La production agricole française a chuté de 8,8 % en valeur en 2024, après une légère baisse de 0,1 % en 2023. La conséquence d’un recul des volumes de 5,2 % et des prix de 3,8 %, selon le compte provisoire de l’Insee publié en juillet 2025.
Agriculture : une production végétale en grande difficulté
Les productions végétales ont été les plus affectées en 2024, avec une baisse de 10 % en volume, selon les données publiées par l’Insee le 3 juillet 2025. La viticulture a particulièrement souffert, avec une chute de 28,8 % de la production en volume. Cette baisse a été exacerbée par des conditions météorologiques défavorables, notamment des vagues de chaleur et des orages durant l’été. Le champagne a tout particulièrement été frappé et a connu une diminution record de 42,4 %.

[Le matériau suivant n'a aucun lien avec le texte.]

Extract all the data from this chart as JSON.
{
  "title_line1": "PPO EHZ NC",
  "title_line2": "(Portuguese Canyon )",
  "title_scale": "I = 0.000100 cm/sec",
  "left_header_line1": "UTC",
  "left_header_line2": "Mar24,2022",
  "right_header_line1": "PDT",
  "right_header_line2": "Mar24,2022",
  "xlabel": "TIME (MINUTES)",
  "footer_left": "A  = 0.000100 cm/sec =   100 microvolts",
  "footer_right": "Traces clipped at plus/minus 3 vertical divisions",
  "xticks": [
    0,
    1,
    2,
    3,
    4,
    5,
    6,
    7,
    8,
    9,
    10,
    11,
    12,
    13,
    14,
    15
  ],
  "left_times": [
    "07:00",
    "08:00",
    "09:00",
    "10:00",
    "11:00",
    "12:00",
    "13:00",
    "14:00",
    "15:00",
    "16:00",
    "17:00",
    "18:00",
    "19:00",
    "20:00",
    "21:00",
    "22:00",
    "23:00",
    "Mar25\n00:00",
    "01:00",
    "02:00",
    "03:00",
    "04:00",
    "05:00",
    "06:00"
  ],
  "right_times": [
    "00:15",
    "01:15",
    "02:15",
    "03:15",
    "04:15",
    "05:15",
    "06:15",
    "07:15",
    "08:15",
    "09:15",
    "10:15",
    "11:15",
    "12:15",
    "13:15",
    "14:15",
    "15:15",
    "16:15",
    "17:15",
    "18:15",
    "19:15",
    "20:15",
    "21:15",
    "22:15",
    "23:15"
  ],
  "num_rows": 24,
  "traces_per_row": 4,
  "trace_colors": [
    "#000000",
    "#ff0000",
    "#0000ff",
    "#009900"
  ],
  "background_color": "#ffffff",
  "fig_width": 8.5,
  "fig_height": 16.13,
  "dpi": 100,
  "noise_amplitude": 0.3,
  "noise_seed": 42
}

Les céréales n’ont pas échappé à la crise. La production de blé tendre a chuté de 27,3 %, alimentée par des conditions climatiques difficiles et une réduction des surfaces cultivées. De même, la production d’oléagineux a reculé de 15,1 %, en lien avec les conditions climatiques de l’année. Cependant, quelques secteurs ont affiché des résultats positifs. La production de fourrages a augmenté de 13,6 %, grâce à des rendements plus élevés liés à une pluviométrie abondante.
Une production animale plus stable, mais avec des disparités
La production animale a enregistré une légère hausse de 0,7 % en volume en 2024, grâce en grande partie à la reprise de la production de volailles (+12,9 %), après plusieurs années de baisse dues à l’influenza aviaire. En revanche, la production de porcs a montré une légère reprise de 1,6 %, mais la production de gros bovins, ovins et caprins a continué de décroître, principalement à cause de problèmes sanitaires comme la fièvre catarrhale ovine. Le recul des prix des produits animaux a été de 1,7 % en 2024, une tendance particulièrement marquée pour les volailles, dont les prix ont chuté de 9,9 % malgré l’augmentation des volumes produits.
Une situation compliquée pour l’agriculture française
Les consommations intermédiaires, qui représentent les biens et services nécessaires à la production, ont diminué de 4,7 % en valeur en 2024. Cette baisse a été principalement due à la chute des prix des intrants agricoles, notamment des engrais et de l’alimentation animale. En volume, les achats de fourrages ont augmenté de 3,3 %, soutenus par la hausse de la production.
Cependant, cette baisse des consommations intermédiaires ne compense pas la chute de la production. La valeur ajoutée brute du secteur agricole a reculé de 15 % en 2024, une situation qui se dégrade encore par rapport à 2023 où la baisse avait été de 8,1 %. Ce recul est particulièrement préoccupant pour les exploitants agricoles qui sont confrontés à une augmentation des charges, notamment celles liées à l’énergie et aux carburants.